Yeah I started with the basic white. The first time I tried it just didn't rise in the time that she said it would. I felt somewhat responsible for this becuase I didn't measure the temperature of anything nor did I really weigh out anything (my dad has this way old scale that measures oz but that wasn't exact by any means). The loaves that I pulled out of the over had gaping holes in the bottom of them but then the top was this very thick somewhat poofy dense mass. 

The second loaf I made I didn't even try to weigh things out but I was very intent on not using Nancy's time estimates for proofing- I was just going to wait until they doubled in size. My loaves were somewhat better looking on this inside but still just really dense and not what I wanted. 

I have a plan though and that is to go to Walmart (an odious task) and buy a kitchen scale. I've also changed my feeding a lot- I only fed it once a day for the past two days and I really lessened the hydration. It doubled! But I feel really bad about it only getting fed once so I'm going to up it to two feedings. 
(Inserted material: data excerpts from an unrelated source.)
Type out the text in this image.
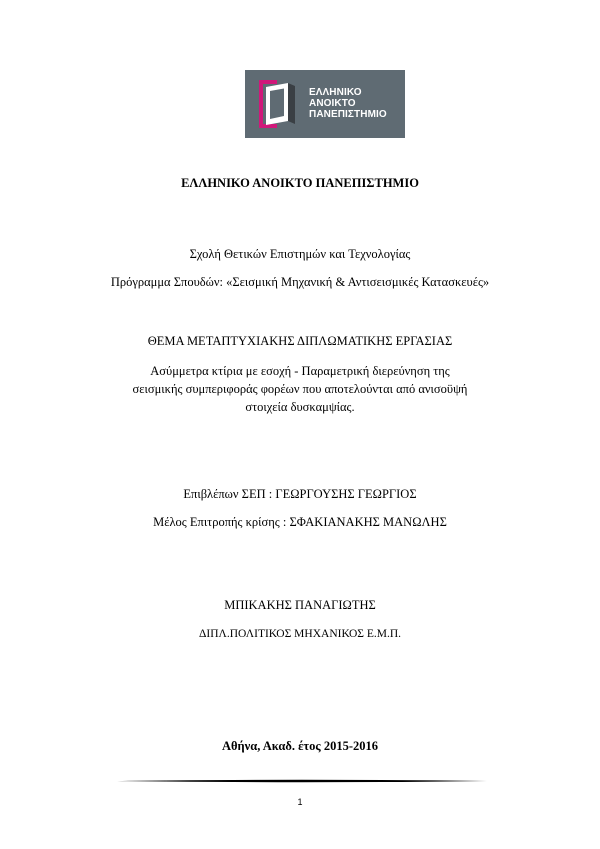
ΕΛΛΗΝΙΚΟ
ΑΝΟΙΚΤΟ
ΠΑΝΕΠΙΣΤΗΜΙΟ
ΕΛΛΗΝΙΚΟ ΑΝΟΙΚΤΟ ΠΑΝΕΠΙΣΤΗΜΙΟ
Σχολή Θετικών Επιστημών και Τεχνολογίας
Πρόγραμμα Σπουδών: «Σεισμική Μηχανική & Αντισεισμικές Κατασκευές»
ΘΕΜΑ ΜΕΤΑΠΤΥΧΙΑΚΗΣ ΔΙΠΛΩΜΑΤΙΚΗΣ ΕΡΓΑΣΙΑΣ
Ασύμμετρα κτίρια με εσοχή - Παραμετρική διερεύνηση της
σεισμικής συμπεριφοράς φορέων που αποτελούνται από ανισοϋψή
στοιχεία δυσκαμψίας.
Επιβλέπων ΣΕΠ : ΓΕΩΡΓΟΥΣΗΣ ΓΕΩΡΓΙΟΣ
Μέλος Επιτροπής κρίσης : ΣΦΑΚΙΑΝΑΚΗΣ ΜΑΝΩΛΗΣ
ΜΠΙΚΑΚΗΣ ΠΑΝΑΓΙΩΤΗΣ
ΔΙΠΛ.ΠΟΛΙΤΙΚΟΣ ΜΗΧΑΝΙΚΟΣ Ε.Μ.Π.
Αθήνα, Ακαδ. έτος 2015-2016
1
I think I'm still just working everything out in terms of my starter, I feel like I know more about what to expect from it and how to get it to do what I want, I just have to keep on working on it. 

By the way, I used the same starter recupe as you except I used persimmons insteads of grapes and it actually worked just as she said it would, kinda cool. Your braed looks not only delicious but beautiful too. Did you bake yours at 450?

Thank you for taking the time to post those pics, I really appreciate it.